At the edge of the triage circle, a sixteen old boy — his wand still clenched in one hand — dropped to his knees beside a Muggle EMT. He didn’t know the first thing about splints, but he let the EMT show him, fumbling with strips of wood and enchanted cord until the child’s broken leg was held firm. His hands shook, but he didn’t stop.

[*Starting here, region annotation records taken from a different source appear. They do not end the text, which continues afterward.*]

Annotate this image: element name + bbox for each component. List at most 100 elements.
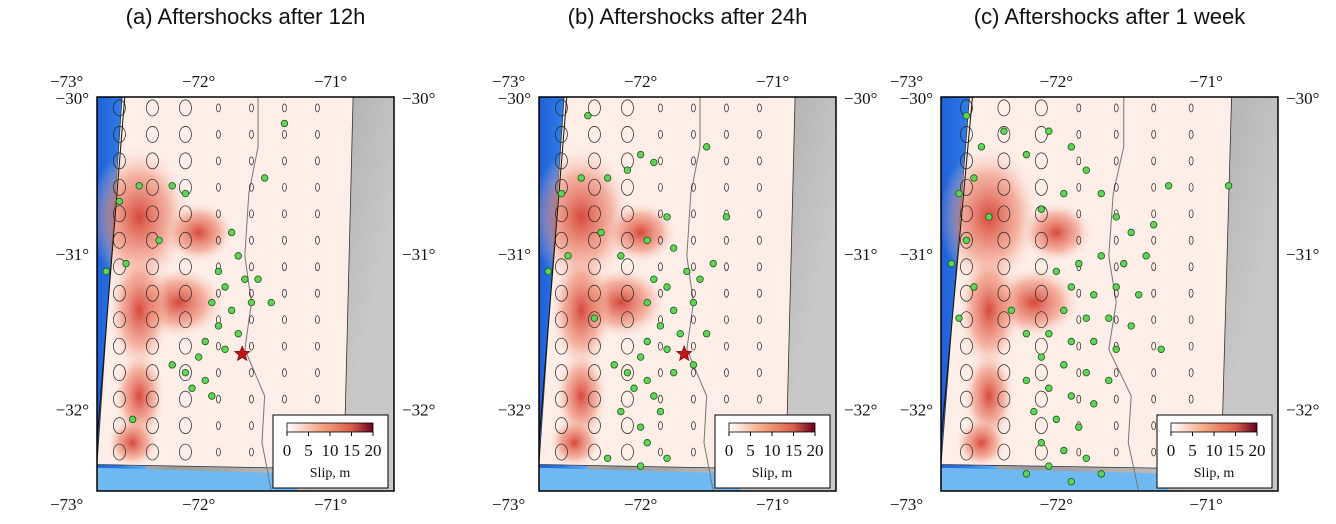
aftershock [578, 175, 585, 182]
aftershock [1068, 338, 1075, 345]
aftershock [644, 338, 651, 345]
aftershock [1225, 182, 1232, 189]
panel-title: (b) Aftershocks after 24h [568, 4, 808, 29]
aftershock [1061, 190, 1068, 197]
aftershock [1031, 408, 1038, 415]
aftershock [624, 167, 631, 174]
aftershock [202, 377, 209, 384]
aftershock [1023, 151, 1030, 158]
map-panel: (c) Aftershocks after 1 week−73°−73°−72°… [890, 4, 1320, 514]
aftershock [598, 229, 605, 236]
aftershock [228, 229, 235, 236]
aftershock [1083, 167, 1090, 174]
colorbar-tick-label: 10 [1206, 441, 1223, 460]
aftershock [978, 144, 985, 151]
aftershock [182, 369, 189, 376]
aftershock [1090, 291, 1097, 298]
aftershock [1098, 471, 1105, 478]
slip-patch [606, 202, 676, 262]
aftershock [956, 315, 963, 322]
aftershock [1135, 291, 1142, 298]
lon-label-top: −72° [1040, 72, 1073, 91]
aftershock [1083, 369, 1090, 376]
lat-label-left: −32° [56, 400, 89, 419]
aftershock [644, 237, 651, 244]
aftershock [202, 338, 209, 345]
aftershock [963, 112, 970, 119]
aftershock [215, 268, 222, 275]
map-panel: (b) Aftershocks after 24h−73°−73°−72°−72… [492, 4, 877, 514]
aftershock [565, 253, 572, 260]
aftershock [948, 260, 955, 267]
lat-label-left: −32° [900, 400, 933, 419]
lat-label-right: −32° [1286, 400, 1319, 419]
colorbar [729, 423, 815, 432]
colorbar-tick-label: 0 [725, 441, 734, 460]
aftershock [182, 190, 189, 197]
aftershock [222, 346, 229, 353]
colorbar-tick-label: 20 [365, 441, 382, 460]
aftershock [228, 307, 235, 314]
aftershock [1098, 190, 1105, 197]
aftershock [242, 276, 249, 283]
aftershock [1038, 354, 1045, 361]
aftershock [1128, 323, 1135, 330]
aftershock [604, 175, 611, 182]
aftershock [710, 260, 717, 267]
lon-label-bottom: −71° [314, 495, 347, 514]
aftershock [1023, 377, 1030, 384]
aftershock [703, 330, 710, 337]
aftershock [1113, 214, 1120, 221]
aftershock [1075, 260, 1082, 267]
figure: (a) Aftershocks after 12h−73°−73°−72°−72… [0, 0, 1336, 519]
colorbar-tick-label: 5 [1188, 441, 1197, 460]
aftershock [971, 284, 978, 291]
aftershock [644, 377, 651, 384]
colorbar-tick-label: 5 [304, 441, 313, 460]
aftershock [1068, 144, 1075, 151]
aftershock [703, 144, 710, 151]
colorbar-tick-label: 15 [785, 441, 802, 460]
colorbar-label: Slip, m [752, 466, 793, 481]
aftershock [1046, 330, 1053, 337]
lat-label-left: −32° [498, 400, 531, 419]
aftershock [604, 455, 611, 462]
aftershock [618, 408, 625, 415]
aftershock [637, 424, 644, 431]
aftershock [103, 268, 110, 275]
aftershock [255, 276, 262, 283]
aftershock [1053, 416, 1060, 423]
aftershock [690, 299, 697, 306]
aftershock [123, 260, 130, 267]
aftershock [1120, 260, 1127, 267]
slip-patch [956, 418, 1006, 468]
panel-title: (c) Aftershocks after 1 week [974, 4, 1246, 29]
lat-label-right: −31° [402, 245, 435, 264]
aftershock [235, 253, 242, 260]
aftershock [1150, 221, 1157, 228]
colorbar-tick-label: 20 [1249, 441, 1266, 460]
aftershock [1038, 439, 1045, 446]
aftershock [281, 120, 288, 127]
aftershock [684, 268, 691, 275]
aftershock [644, 299, 651, 306]
aftershock [129, 416, 136, 423]
aftershock [1165, 182, 1172, 189]
aftershock [156, 237, 163, 244]
aftershock [1068, 478, 1075, 485]
aftershock [195, 354, 202, 361]
aftershock [1061, 362, 1068, 369]
colorbar-tick-label: 20 [807, 441, 824, 460]
aftershock [986, 214, 993, 221]
aftershock [1143, 253, 1150, 260]
aftershock [657, 323, 664, 330]
aftershock [971, 175, 978, 182]
aftershock [591, 315, 598, 322]
aftershock [723, 214, 730, 221]
aftershock [670, 369, 677, 376]
aftershock [1128, 229, 1135, 236]
aftershock [1083, 455, 1090, 462]
aftershock [1023, 330, 1030, 337]
aftershock [1090, 400, 1097, 407]
aftershock [1068, 393, 1075, 400]
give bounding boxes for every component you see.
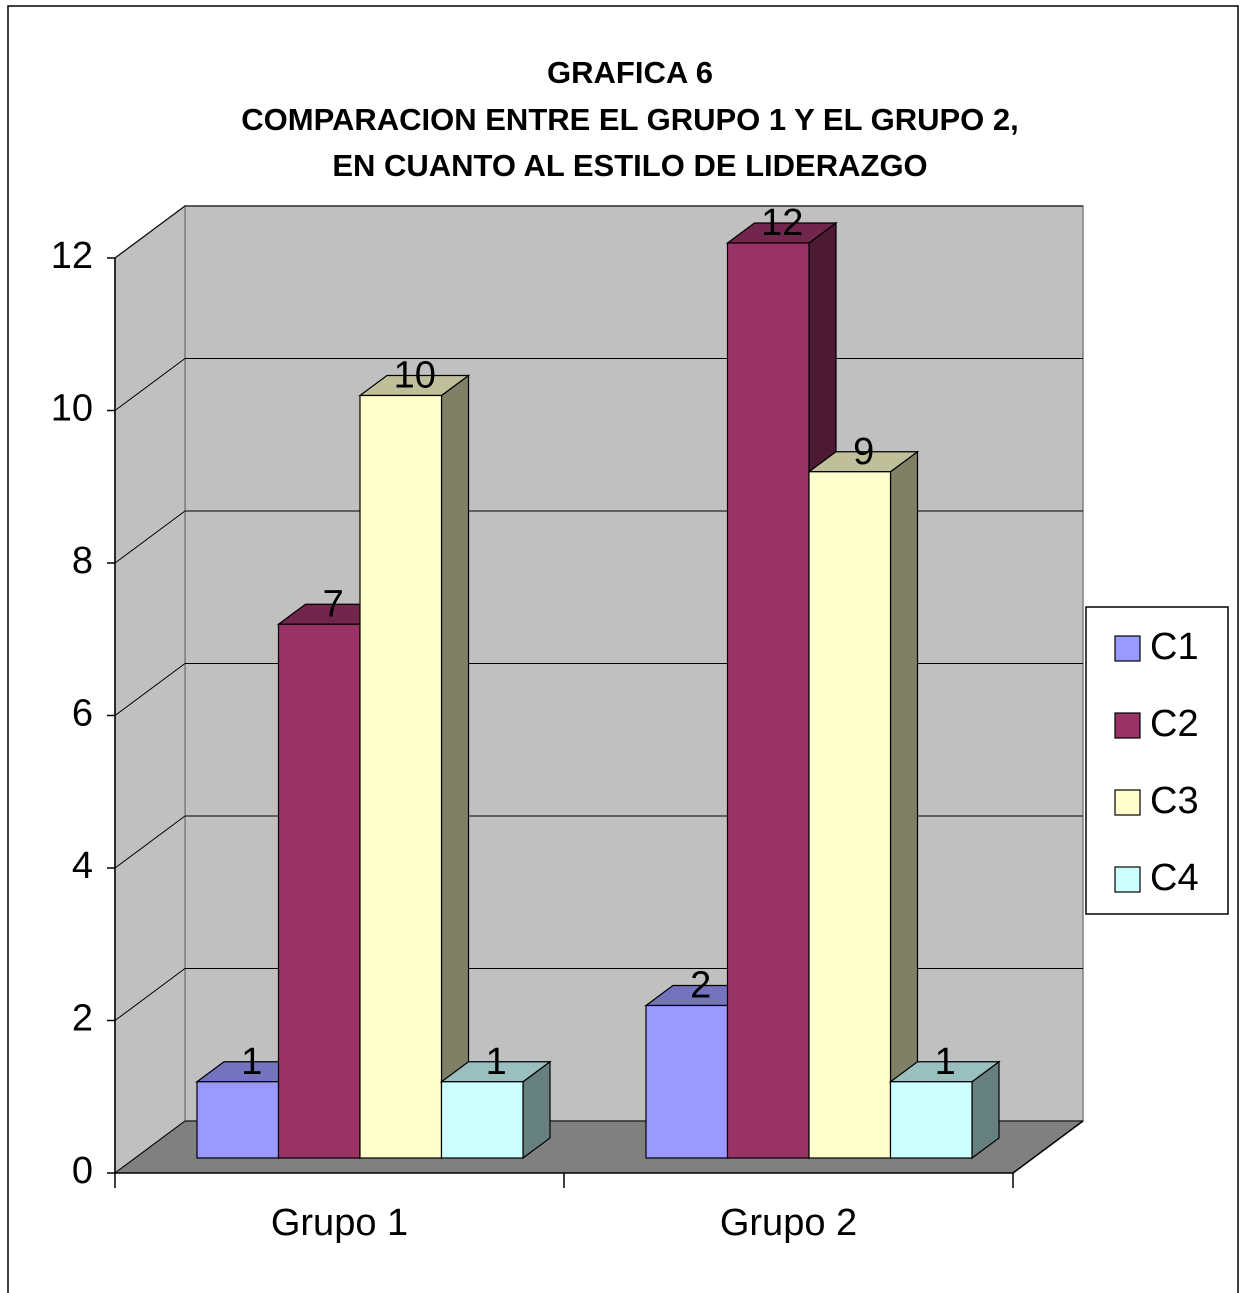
legend-label: C3 [1150,780,1199,822]
data-label: 1 [486,1041,507,1083]
legend-label: C2 [1150,703,1199,745]
legend-swatch [1114,866,1141,893]
bar [888,1060,1001,1160]
legend-swatch [1114,635,1141,662]
data-label: 12 [761,202,803,244]
y-tick-label: 10 [51,388,93,430]
bar-front [277,623,361,1159]
grid-line [114,815,186,869]
y-tick-label: 8 [72,540,93,582]
bar-front [196,1081,280,1159]
y-tick-label: 12 [51,235,93,277]
bar-front [889,1081,973,1159]
chart-title: COMPARACION ENTRE EL GRUPO 1 Y EL GRUPO … [241,102,1018,137]
bar-front [808,471,892,1159]
grid-line [114,205,186,259]
data-label: 1 [241,1041,262,1083]
bar-front [726,242,810,1159]
grid-line [114,1120,186,1174]
grid-line [114,510,186,564]
legend-label: C1 [1150,626,1199,668]
bar-side [440,374,470,1160]
bar [358,374,471,1160]
data-label: 9 [853,431,874,473]
y-tick-label: 2 [72,998,93,1040]
bar-front [440,1081,524,1159]
legend-swatch [1114,712,1141,739]
x-tick-label: Grupo 2 [720,1202,857,1244]
y-tick-label: 0 [72,1150,93,1192]
floor-edge [1012,1120,1084,1174]
bar [439,1060,552,1160]
chart-title: GRAFICA 6 [547,55,713,90]
bar [807,450,920,1160]
bar-front [359,394,443,1159]
x-tick-label: Grupo 1 [271,1202,408,1244]
legend-box [1085,606,1229,915]
data-label: 10 [394,355,436,397]
data-label: 2 [690,965,711,1007]
data-label: 7 [323,583,344,625]
legend-swatch [1114,789,1141,816]
y-tick-label: 6 [72,693,93,735]
bar-front [645,1004,729,1159]
chart-title: EN CUANTO AL ESTILO DE LIDERAZGO [332,148,927,183]
y-tick-label: 4 [72,845,93,887]
bar-side [889,450,919,1160]
grid-line [114,358,186,411]
grid-line [114,663,186,716]
legend-label: C4 [1150,857,1199,899]
data-label: 1 [935,1041,956,1083]
grid-line [114,968,186,1021]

Not far away, a Muggle teenager — seventeen, maybe eighteen — had been frozen on the sidelines, eyes wide with panic at the flood of stretchers. But when a little boy reached blindly for someone, anyone, she moved. She knelt, pressing both hands around his tiny one, whispering nonsense words until his sobs slowed enough for the healer to arrive. She had no 

What had been frantic began to feel different. Not less urgent, not less desperate — but less lonely. The line between Muggle and magical blurred, between teacher and healer, between rescuer and rescued. They were simply hands, passing bandages, carrying bodies, whispering words of comfort that did not need to be translated.

For the first time that night, the chaos no longer felt like drowning. It felt like rising.

And in the wash of torchlight and floodlamps, amid the endless line of ships still coming, that fragile, shared humanity was as powerful as any spell.

Minerva McGonagall stood at the edge of the chaos-that-was-not-chaos, her hands clasped so tightly behind her back her knuckles ached.

Before her stretched a sight that should never have been: ships lowering in endless rhythm, children pouring out like ghosts stumbling into the light, healers working until their robes were soaked, Muggles and wizards alike carrying stretchers, fetching water, holding trembling hands.

The air rang with weeping and whispered comforts, the hiss of spells and the barked orders of doctors—but beneath it all, something else thrummed. Not fear. Not frenzy. Something older, steadier. Community.

Her chest tightened as she watched a girl guiding a half-conscious child by the hand, while a Muggle woman knelt in the mud to wrap her shawl around a boy she did not know. It was grief that burned in her throat, but pride, too, swelling so sharp it threatened to break her composure.

For so many years she had told herself the world had grown crueler, harder, that people no longer stood as they once had. But here—now—she saw the truth: humanity had not forgotten how to stand together.

And then memory struck her, sharp and merciless. She saw herself in this very courtyard  in  another universe years ago, standing beneath the same towers, watching her students march into war during the Battle of Hogwarts. Back then, she had feared every returning footstep, feared she would count more dead than living. She had feared the cycle would never end — children forever thrown against cages, battlefields, tyrants.

But tonight — tonight she watched children arrive. Not as soldiers, but as survivors. Freed, not conscripted. Saved, not spent. For the first time, she felt the cycle bend.

Her chest tightened until it ached. Pride and grief swelled together, a twin tide she could barely contain.

Her lips parted, the words escaping softer than a breath, meant for no one but the night itself:
“No more cages.”

And this time, she believed it was not only a vow — it was an answer to every fear she had carried since that night of war.